Marquez brushed off the question on whether the pair's rivalry would intensify and said he would use the experience he gained in 2015 from the first race to the last.

"We saw in the past in MotoGP, you always try to beat your opponent, but in the end I have 20 opponents and I must fight against each one for try to win the championship and that is my target," he said.

"This year will be an interesting season because everything looks closer.
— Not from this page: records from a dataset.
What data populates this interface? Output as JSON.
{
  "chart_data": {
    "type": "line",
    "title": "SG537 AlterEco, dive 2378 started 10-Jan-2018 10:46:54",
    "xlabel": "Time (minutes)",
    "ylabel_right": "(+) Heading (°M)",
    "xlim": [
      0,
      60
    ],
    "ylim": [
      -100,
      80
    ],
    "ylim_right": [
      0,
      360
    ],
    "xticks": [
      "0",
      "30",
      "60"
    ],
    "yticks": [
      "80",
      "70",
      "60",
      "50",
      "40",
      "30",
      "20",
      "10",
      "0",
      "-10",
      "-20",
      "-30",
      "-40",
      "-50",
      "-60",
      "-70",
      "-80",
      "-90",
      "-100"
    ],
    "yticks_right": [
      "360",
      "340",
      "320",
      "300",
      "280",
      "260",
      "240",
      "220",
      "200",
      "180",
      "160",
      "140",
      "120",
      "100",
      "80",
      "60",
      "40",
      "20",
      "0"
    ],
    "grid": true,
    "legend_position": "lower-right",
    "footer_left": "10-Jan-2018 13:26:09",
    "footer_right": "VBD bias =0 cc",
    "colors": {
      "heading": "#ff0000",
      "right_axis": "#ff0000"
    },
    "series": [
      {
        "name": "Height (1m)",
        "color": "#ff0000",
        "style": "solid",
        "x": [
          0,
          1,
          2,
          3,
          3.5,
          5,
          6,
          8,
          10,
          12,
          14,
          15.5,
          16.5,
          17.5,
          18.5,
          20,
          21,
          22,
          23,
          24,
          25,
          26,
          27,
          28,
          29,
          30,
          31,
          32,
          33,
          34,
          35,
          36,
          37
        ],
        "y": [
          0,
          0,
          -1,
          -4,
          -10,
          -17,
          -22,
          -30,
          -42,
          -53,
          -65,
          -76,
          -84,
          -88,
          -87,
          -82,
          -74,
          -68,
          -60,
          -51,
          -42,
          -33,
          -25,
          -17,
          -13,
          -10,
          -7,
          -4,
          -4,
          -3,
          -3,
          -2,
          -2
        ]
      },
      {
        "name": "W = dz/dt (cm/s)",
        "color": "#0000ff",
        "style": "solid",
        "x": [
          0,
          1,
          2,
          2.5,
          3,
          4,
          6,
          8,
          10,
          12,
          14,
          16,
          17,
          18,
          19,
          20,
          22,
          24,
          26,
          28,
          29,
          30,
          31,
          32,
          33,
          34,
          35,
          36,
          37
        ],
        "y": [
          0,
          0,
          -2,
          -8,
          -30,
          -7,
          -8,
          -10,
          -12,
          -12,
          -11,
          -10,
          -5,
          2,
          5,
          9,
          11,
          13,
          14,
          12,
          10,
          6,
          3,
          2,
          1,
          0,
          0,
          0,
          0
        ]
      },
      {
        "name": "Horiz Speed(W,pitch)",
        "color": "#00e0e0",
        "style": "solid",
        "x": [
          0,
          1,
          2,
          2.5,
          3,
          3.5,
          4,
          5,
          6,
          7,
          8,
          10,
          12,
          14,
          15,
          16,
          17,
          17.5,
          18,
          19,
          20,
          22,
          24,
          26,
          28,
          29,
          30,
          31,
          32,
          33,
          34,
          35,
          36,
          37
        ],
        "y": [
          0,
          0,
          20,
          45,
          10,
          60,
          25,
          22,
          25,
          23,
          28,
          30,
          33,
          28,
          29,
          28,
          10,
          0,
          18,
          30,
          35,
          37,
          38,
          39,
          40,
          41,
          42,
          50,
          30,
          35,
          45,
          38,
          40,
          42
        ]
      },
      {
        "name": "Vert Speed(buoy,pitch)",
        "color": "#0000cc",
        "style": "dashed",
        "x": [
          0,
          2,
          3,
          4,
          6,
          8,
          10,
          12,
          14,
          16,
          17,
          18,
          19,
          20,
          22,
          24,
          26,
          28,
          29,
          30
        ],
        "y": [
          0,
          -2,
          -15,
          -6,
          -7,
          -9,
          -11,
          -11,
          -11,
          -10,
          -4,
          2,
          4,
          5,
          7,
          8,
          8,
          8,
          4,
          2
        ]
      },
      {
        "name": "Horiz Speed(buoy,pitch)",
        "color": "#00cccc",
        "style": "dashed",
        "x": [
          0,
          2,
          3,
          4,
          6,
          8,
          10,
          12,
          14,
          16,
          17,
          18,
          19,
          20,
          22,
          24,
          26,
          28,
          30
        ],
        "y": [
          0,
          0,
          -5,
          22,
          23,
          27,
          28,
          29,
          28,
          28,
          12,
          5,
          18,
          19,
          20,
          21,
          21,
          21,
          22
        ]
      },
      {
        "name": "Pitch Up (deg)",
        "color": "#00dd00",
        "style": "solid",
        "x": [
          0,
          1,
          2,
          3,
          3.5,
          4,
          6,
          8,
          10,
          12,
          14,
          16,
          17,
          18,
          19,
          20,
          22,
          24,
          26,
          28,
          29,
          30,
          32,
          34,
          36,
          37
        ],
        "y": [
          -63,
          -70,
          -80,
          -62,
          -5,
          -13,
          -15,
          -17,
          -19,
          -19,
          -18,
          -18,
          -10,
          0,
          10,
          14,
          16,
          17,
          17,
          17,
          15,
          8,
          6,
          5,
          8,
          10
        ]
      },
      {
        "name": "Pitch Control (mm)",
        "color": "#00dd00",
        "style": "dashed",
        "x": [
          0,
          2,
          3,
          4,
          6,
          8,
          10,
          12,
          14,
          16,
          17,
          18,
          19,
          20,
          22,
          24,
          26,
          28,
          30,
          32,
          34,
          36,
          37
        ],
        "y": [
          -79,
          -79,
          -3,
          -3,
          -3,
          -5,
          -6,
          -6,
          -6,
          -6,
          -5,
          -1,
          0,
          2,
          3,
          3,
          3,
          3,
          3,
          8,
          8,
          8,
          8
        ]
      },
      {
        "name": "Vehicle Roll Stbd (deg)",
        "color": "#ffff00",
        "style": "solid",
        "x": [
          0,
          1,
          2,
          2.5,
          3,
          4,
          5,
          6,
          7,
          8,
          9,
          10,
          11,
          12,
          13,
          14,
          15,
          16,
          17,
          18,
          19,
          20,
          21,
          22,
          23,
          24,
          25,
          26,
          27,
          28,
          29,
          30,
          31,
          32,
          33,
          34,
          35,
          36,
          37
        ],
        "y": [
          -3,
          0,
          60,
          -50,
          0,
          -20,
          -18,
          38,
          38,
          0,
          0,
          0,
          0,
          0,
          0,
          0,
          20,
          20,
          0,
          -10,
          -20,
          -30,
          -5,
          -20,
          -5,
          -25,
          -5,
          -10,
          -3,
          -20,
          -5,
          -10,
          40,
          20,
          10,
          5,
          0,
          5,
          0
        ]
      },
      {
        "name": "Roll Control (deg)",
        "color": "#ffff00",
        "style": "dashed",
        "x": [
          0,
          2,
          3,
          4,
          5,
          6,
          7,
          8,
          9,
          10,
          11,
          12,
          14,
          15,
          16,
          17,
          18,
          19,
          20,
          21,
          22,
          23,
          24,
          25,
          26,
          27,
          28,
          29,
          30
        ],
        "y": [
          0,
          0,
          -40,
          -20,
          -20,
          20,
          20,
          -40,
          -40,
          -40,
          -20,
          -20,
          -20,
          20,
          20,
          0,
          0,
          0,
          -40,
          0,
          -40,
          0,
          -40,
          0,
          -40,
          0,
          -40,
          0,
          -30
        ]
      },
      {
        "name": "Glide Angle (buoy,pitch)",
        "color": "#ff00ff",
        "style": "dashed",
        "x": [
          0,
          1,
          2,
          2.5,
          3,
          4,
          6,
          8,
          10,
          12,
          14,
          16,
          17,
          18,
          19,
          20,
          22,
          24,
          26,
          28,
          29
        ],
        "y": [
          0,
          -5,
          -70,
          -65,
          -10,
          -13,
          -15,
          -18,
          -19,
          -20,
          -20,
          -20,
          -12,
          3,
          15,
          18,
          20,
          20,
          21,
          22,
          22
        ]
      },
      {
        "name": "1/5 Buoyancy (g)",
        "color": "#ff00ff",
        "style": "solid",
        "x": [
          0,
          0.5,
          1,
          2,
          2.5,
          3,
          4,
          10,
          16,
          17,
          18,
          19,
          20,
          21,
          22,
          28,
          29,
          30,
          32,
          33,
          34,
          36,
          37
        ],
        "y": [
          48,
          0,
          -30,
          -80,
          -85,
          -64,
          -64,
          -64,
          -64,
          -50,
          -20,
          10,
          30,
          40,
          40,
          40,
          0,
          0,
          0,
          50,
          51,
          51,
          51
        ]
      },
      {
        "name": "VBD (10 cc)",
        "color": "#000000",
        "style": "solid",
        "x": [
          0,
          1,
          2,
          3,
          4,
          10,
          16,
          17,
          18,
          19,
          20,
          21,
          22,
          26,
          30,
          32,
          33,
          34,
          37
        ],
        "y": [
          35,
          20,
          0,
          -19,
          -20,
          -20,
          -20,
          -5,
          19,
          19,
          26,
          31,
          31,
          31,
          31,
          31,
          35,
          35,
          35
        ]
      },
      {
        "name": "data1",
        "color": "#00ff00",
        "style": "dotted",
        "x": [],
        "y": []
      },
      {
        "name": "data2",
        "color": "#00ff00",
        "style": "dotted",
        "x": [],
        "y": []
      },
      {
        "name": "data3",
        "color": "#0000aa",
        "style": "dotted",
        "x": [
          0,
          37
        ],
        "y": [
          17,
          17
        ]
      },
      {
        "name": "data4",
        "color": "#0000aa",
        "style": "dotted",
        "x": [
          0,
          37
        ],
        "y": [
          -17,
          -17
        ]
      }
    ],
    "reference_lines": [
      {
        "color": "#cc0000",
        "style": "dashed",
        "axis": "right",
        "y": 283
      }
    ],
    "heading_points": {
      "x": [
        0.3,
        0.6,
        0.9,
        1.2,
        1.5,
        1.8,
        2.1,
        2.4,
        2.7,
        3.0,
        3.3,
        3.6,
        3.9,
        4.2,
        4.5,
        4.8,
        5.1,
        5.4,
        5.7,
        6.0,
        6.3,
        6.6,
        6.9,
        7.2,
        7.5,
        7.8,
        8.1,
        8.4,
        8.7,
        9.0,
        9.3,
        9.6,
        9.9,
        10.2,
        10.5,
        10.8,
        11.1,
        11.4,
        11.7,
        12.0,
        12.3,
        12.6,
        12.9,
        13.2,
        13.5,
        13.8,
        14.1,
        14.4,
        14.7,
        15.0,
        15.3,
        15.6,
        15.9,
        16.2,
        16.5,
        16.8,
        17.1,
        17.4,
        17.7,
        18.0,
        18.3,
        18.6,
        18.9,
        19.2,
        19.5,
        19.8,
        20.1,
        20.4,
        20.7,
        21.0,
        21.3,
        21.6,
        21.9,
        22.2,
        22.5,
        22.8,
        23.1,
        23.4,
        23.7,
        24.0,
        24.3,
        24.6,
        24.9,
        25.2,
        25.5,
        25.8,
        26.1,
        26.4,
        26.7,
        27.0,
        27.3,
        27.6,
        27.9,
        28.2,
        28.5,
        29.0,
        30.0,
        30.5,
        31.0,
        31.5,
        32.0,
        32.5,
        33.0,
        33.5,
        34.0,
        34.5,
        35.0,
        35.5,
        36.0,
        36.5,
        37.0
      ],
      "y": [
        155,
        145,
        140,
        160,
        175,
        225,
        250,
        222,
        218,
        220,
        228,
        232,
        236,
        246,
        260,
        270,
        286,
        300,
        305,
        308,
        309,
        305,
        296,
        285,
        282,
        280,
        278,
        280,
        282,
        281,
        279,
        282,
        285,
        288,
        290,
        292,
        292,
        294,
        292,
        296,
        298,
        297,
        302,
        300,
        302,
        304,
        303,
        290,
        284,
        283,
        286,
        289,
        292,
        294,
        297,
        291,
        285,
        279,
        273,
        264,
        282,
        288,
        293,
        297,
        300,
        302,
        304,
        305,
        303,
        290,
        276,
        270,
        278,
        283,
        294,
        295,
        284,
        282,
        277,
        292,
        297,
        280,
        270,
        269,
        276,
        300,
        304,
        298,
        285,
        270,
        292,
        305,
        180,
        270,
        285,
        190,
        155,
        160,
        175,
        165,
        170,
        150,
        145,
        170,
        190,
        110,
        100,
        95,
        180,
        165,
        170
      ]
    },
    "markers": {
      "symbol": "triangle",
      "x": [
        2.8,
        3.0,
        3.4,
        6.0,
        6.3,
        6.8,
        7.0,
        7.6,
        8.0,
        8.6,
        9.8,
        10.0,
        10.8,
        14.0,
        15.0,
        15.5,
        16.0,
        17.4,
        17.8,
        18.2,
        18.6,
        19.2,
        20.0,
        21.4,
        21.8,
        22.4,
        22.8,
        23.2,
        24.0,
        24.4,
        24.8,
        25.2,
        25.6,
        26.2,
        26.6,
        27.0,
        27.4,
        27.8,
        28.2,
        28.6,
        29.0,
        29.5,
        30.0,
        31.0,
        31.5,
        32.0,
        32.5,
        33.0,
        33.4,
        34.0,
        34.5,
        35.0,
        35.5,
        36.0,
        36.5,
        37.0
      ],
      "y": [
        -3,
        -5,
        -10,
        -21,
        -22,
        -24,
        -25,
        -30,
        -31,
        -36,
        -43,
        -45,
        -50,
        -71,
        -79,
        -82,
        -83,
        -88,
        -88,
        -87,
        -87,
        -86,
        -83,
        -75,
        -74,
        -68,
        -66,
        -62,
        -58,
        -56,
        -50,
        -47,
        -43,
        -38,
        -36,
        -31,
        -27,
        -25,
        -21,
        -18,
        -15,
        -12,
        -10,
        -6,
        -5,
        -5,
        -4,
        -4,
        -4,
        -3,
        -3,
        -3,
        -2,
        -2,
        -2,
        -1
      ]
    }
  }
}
We will try to fight for the championship and use the experience from last year from the beginning of the season to the end and fight again for the title until Valencia."

Dani Pedrosa - who finished a close third behind Jorge Lorenzo and Marquez in the Valencia MotoGP last year when the Honda duo came in for criticism, with suggestions they held back from challenging their fellow countryman for the race victory - said the drama had helped raise the profile of the sport around the world.

"I think it was a big moment for MotoGP, maybe not like everybody thinks, but there was a lot of fans and the track was super crowded," he said.

"They had to put up extra grandstands and sell extra tickets, this was a positive thing and the result affects part of the show but overall we can say that MotoGP is trying to grow and that is what we look for, to put on a good show."